Evolving view of counterparty risk

15 September 2011

By Alberto Corvo,
managing principal,
Financial Services,
eClerx

Although the issue of risk management has been around for a long time in the financial services industry, current volatile market conditions, coupled with the lingering effects of the 2008 financial crisis, have brought risk management into sharper focus. Risk managers know they need to have a consolidated view of their counterparties in order to have a complete picture of their exposure. However, gaining one holistic view of all the outstanding risks has proven a tough task for financial institutions to date. New regulatory mandates, increased pressure from investors and a demand for greater transparency, in a framework of tightening budgets, are driving financial services firms to look for solutions that meet the new counterparty risk requirements.

Impediments to overcome

One of the reasons why it has been notoriously difficult to obtain a combined view of counterparty risk is that banks have by and large adopted a silo-based IT infrastructure - using multiple systems for various pieces of their business, including over-the-counter (OTC) derivatives, listed derivatives, loans, cash, repos, securities and so on. These systems may have different client IDs, security IDs, data structures, formalisms and workflows, making collating the data a non-straightforward exercise.

Another reason why a consolidated view is difficult to achieve is the fact that some firms have outdated know your customer (KYC) information, particularly relating to the counterparties’ corporate parent/child relationships, making it increasingly difficult for the risk manager to grasp an accurate consolidated view of all counterparties. In addition, collateral agreements that have not been updated and may not be correctly captured in the bank’s collateral systems can create significant confusion in the organisation when it comes to issuing margin calls. With better information coming from a full relationship view, it is possible to make better collateral decisions, and be quicker to react to under-collateralisation issues that may not be observable unless a full snapshot of the exposure is taken. Also, by considering all factors, it is possible to offer better service to the client, possibly reducing the number of margin calls and improving capital utilisation.

Driving forces

After the global economic events of 2008, and a heightened sensitivity brought about by the financial regulators, it has become more important for all the players in the financial world to monitor the exposure to their counterparties as far as possible on a real time basis. In addition, the push towards centralised clearing for derivatives, and the daily margin call process that participants will be required to enforce, will demand substantially more visibility on the counterparty risk. Lastly, the need to more efficiently allocate risk capital internally within financial institutions and capital markets firms becomes tougher and more expensive, particularly in light of Basel III.

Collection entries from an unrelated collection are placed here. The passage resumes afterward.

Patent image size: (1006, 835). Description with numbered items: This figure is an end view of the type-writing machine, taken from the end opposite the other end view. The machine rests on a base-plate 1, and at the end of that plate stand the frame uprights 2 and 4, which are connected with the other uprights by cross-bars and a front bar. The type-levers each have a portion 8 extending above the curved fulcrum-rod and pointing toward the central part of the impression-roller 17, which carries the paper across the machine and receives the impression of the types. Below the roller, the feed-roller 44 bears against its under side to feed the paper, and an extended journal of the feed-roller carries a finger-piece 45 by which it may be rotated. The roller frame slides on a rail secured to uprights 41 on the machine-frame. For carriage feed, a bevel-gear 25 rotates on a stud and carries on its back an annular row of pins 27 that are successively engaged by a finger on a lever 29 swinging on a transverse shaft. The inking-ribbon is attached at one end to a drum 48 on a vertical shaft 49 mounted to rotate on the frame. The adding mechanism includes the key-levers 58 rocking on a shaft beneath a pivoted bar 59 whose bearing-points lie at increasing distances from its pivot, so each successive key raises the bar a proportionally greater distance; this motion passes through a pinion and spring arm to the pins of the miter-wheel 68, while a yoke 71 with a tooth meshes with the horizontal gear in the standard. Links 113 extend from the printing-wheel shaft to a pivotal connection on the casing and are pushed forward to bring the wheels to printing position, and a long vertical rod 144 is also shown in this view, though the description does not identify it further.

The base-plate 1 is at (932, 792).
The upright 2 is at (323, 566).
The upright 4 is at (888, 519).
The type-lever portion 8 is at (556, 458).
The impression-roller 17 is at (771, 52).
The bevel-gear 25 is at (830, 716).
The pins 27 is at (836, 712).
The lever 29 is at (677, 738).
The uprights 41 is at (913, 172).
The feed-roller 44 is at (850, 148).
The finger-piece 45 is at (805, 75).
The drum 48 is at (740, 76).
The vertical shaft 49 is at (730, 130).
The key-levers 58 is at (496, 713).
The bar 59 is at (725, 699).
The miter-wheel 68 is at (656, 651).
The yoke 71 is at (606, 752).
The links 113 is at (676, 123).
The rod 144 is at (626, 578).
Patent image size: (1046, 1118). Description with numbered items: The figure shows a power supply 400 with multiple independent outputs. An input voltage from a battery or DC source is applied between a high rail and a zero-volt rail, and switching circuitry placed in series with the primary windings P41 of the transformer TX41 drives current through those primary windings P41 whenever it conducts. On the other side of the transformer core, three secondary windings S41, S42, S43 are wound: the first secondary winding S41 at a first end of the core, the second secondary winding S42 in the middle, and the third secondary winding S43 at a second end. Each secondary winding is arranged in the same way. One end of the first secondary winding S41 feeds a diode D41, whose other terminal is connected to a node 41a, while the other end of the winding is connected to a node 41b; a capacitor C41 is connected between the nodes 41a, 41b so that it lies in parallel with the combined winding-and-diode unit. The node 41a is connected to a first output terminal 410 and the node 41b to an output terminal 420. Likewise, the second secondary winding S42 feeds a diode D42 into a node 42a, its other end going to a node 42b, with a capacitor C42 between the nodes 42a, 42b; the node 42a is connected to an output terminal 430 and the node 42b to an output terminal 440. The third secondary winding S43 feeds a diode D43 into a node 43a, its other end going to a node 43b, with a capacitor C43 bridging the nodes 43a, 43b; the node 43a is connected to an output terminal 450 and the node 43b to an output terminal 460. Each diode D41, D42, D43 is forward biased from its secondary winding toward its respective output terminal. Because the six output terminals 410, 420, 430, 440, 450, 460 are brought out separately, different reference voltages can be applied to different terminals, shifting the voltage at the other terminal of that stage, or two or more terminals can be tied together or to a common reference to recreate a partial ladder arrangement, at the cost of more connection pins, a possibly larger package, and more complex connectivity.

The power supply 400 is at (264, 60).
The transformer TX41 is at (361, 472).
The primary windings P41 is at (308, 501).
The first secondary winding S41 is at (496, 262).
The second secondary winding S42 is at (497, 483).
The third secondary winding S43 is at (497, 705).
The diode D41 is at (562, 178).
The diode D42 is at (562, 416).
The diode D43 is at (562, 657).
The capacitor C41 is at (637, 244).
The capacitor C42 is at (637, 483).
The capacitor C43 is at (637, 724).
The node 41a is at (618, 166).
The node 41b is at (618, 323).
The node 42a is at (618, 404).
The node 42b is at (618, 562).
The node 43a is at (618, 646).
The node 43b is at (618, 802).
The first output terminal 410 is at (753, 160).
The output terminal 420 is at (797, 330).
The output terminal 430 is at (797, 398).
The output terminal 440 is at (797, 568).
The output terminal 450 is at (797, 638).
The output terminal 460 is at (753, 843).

In addition to external pressures from regulators, there is a need to have a better handle on the client exposure coming from within the organisations. Margins are shrinking and banks will be in a position to rely less and less on their prop trading desks, forcing them to offer more services to clients, and make the relationships with such clients more efficient and less risky.

Streamlined solution

A consolidated view via a fully automated solution will take substantial time to build, if it can be built at all. Some vendors exist today that can help banks consolidate this information in a flexible and cost-effective manner by combining technology and people to effectively clean, consolidate and process the data, resulting in a risk view spanning all client relationships. Because of the flexibility of these vendors, with their ability to deploy resources in relatively short order these solutions are also quick to deploy.

In order for the counterparty risk computation to be correctly and effectively carried out, several operating parts of a bank will be impacted: the KYC function, which will need to have up to date creditworthiness and taxonomy data of each counterparty. A review of the consistency between CSAs and collateral systems will be required to implement and manage a timely and accurate margin call process. The risk management process will also be affected, as the banks will need to be able to centralise the information from multiple sources and see the client relationship as a single one. On the other hand, a centralised view of the client relationship will allow for the bank to offer better services and devise additional revenue streams.

Looking ahead

As technology continues to evolve, so do KYC and counterparty risk management processes. Over the next several years, the industry will see a demand for shorter review times for KYC, with a view to reduce exposure. In addition, centralised counterparty risk will be managed more tightly and monitored on a more real-time basis. As investors and regulators continue to place pressures on risk managers, the need to assess counterparty risk at faster speeds will grow.